Venezuelan President Hugo Chavez announced he would nationalize the country's private airline Aeropostal, citing government allegations it is linked to international drug networks.
Chavez, whose military on Saturday took control of all the country's major airports and maritime ports, said "we will renew (Aeropostal) as a social property."
He compared the projected transformation to that of state-owned airline Conviasa, which was created from the shell of bankrupt Venezuelan airline Viasa.
Chavez also said there would be an effort to grasp total regulatory control of the country's aviation industry.
But Humberto Figuera, president of the Airline Association of Venezuela, told AFP that a final decision is pending on the airline's expropriation, and its supposed links to drug trafficking.
Speaking earlier to governors and parliamentarians from his ruling United Socialist Party, Chavez announced the creation of two state firms to run the country's ports and airports that were taken over from regional authorities.
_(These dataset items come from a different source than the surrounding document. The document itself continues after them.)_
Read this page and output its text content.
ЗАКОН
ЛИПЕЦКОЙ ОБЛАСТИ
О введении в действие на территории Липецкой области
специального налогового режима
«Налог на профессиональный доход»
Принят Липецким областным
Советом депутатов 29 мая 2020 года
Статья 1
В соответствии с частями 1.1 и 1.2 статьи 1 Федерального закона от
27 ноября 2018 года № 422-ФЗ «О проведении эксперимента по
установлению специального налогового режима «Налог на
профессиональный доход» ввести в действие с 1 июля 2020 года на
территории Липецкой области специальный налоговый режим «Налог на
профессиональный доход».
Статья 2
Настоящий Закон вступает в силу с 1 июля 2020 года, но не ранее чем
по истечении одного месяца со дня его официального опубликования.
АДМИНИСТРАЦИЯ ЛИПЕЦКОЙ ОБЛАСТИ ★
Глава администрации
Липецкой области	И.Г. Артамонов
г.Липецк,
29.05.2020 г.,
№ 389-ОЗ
At the meeting Chavez ramped up his political attacks, slamming opposition leaders as "bandits" and arguing that their "crimes" have gone "unpunished" due to their political position.
Also Wednesday Venezuela's military moved to take control of five smaller airports in the northwest of the country, after the weekend's action that saw the military take control of all the country's major airports and maritime ports.
The expropriation was legal, following a recently enacted law handing management of the facilities to the central government.
Soldiers occupied maritime terminals in the opposition stronghold city of Maracaibo in the state of Zulia, the port of Guanta in Anzoategui and others in the states of Carabobo and Nueva Esparta.
The move was to "reverse the disintegration of national unity," said Chavez, referring to the reversal of decentralization moves 20 years ago that handed authority of ports and airports to state governments.
"We are reunifying the motherland, which was in pieces. This is a very important step."
When Chavez announced the move last week he threatened to arrest opposition governors if they resisted.
Many opponents decried the order as unconstitutional and as an attempt to concentrate all power in Chavez's hands.
Thousands of people took to the streets of Caracas in protest Friday over the president's jail threats to opposition figures.